İlginç olay, İzmir’in Karşıyaka ilçesi Mavişehir semtinde meydana geldi. 2020 yılının haziran ayında bir emlakçıdan eşyalı ev tutan Esat Bülbül, bir yıllık kirayı da peşin ödedi. Bülbül, iddiaya göre kira sözleşmesini imzalarken farkında olmadan “tüm eşyalarını alıp taşındığı”na dair yazının yer aldığı tahliye teslim tutanağını da imzaladı. Bir yıl boyunca herhangi bir sorun yaşamayan Bülbül, ev sahibi 2 bin 700 lira olan kirayı 5 bin liraya çıkarmak isteyince duruma itiraz etti. TÜFE oranını hesaplayarak 3 bin 100 lira kira ödeyebileceğini belirten Bülbül, bu süre zarfında ev sahibi ile anlaşmazlık yaşadı. Evde olduğu bir gün, beklediği misafirin kendisini arayıp “Sen taşınmışsın” demesiyle büyük bir şok yaşayan Bülbül, site güvenliğine giderek evden taşınmadığını anlatmaya çalıştı. Ancak güvenlik bariyerinin üzerine kapanmasıyla şanssız kiracı, pantolon ve gömlekle dışarıda kaldı. Karakola gidip durumu anlatmaya çalışan Bülbül, evine geri döndüğünde ise sitenin güvenliğinden bile geçemedi.
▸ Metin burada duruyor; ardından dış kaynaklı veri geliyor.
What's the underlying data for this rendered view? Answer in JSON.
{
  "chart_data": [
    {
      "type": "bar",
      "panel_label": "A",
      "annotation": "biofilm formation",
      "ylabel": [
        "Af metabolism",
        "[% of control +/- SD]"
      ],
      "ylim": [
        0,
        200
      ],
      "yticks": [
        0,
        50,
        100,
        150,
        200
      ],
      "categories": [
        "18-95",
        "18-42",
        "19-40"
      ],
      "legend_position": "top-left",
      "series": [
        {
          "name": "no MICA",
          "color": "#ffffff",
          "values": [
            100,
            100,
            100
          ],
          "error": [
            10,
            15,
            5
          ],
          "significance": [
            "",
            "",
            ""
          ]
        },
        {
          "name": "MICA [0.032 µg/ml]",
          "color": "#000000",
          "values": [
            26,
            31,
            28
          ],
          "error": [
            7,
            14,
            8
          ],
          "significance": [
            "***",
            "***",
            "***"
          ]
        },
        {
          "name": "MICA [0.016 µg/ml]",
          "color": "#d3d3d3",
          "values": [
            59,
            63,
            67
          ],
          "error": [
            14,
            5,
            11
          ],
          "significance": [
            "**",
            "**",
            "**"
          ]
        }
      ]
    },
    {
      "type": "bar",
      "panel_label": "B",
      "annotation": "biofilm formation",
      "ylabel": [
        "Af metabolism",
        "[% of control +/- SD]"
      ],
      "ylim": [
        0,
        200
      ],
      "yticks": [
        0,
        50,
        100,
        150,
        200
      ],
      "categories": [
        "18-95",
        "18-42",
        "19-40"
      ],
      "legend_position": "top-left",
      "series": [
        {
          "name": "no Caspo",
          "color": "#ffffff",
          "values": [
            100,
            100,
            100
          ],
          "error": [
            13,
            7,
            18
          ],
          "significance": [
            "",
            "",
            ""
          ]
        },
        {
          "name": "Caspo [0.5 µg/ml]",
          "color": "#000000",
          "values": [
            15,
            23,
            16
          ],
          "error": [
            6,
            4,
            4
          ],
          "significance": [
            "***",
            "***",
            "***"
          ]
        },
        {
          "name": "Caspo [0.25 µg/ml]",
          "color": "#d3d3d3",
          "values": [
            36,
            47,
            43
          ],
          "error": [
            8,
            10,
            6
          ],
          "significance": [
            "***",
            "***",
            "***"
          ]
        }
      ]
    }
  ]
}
Tahliye teslim tutanağını henüz eve taşınmadan farkında olmayarak imzaladığını, 189 kalem şahsi eşyasının hala evde olduğunu söyleyen Bülbül, bunu ispatlamak için 11 aydır hukuk mücadelesi veriyor.
“Daha taşınmadan tahliye teslim tutanağı imzalatmışlar”
Yaşadığı olayı anlatan Bülbül, “2020 yılında bir emlak ofisine gidip tüm belgeleri imzaladım. Tahliye taahhütnamesi, sözleşme ve bununla beraber araya karıştırılan başka belgeleri de imzalamışım. Bundan sonra başıma gelmedik kalmadı. Bir yıllık kirasını peşin verdiğim evde bir yıl boyunca bir sıkıntı yaşamadım. Depremden sonra ev kiraları yükselince ev sahibi sürekli kirayı artırmamı istiyordu. O sıralar 2 bin 700 lira kira veriyordum. Ben de TÜFE oranına göre yüzde 14 artış yaparak 3 bin 100 lira olmasını istedim. Ev sahibi bu rakamı beğenmedi, 5 bin lira istedi. Bundan sonra evdeki şahsi eşyalarıma resmen el koydu. Ruhsatlı silahım, paralarım, mutfak malzemelerim, kıyafetlerim, tüm özel eşyalarım evde kaldı. Bir pantolon bir gömlekle dışarıda kaldım. Siteye bir daha da almadılar. Dayandıkları nokta ise tahliye teslim tutanağı idi. Ev sahibi, tutanağı yönetime göstererek benim taşındığımı ve beni içeri almamalarını söylüyor. Oysa ki taşınmamıştım. Emlakçıda tahliye taahhütnamesi imzalattıklarını söylüyorlar ama tahliye teslim tutanağı imzalatmışlar. 1 yıl öncesinden bana imza attırdıkları belgede, eşyalarımı aldığım ve içeride eşyam kalmadığı yazıyor. Daha eve taşınmadan bana bunu imzalatılmış” dedi.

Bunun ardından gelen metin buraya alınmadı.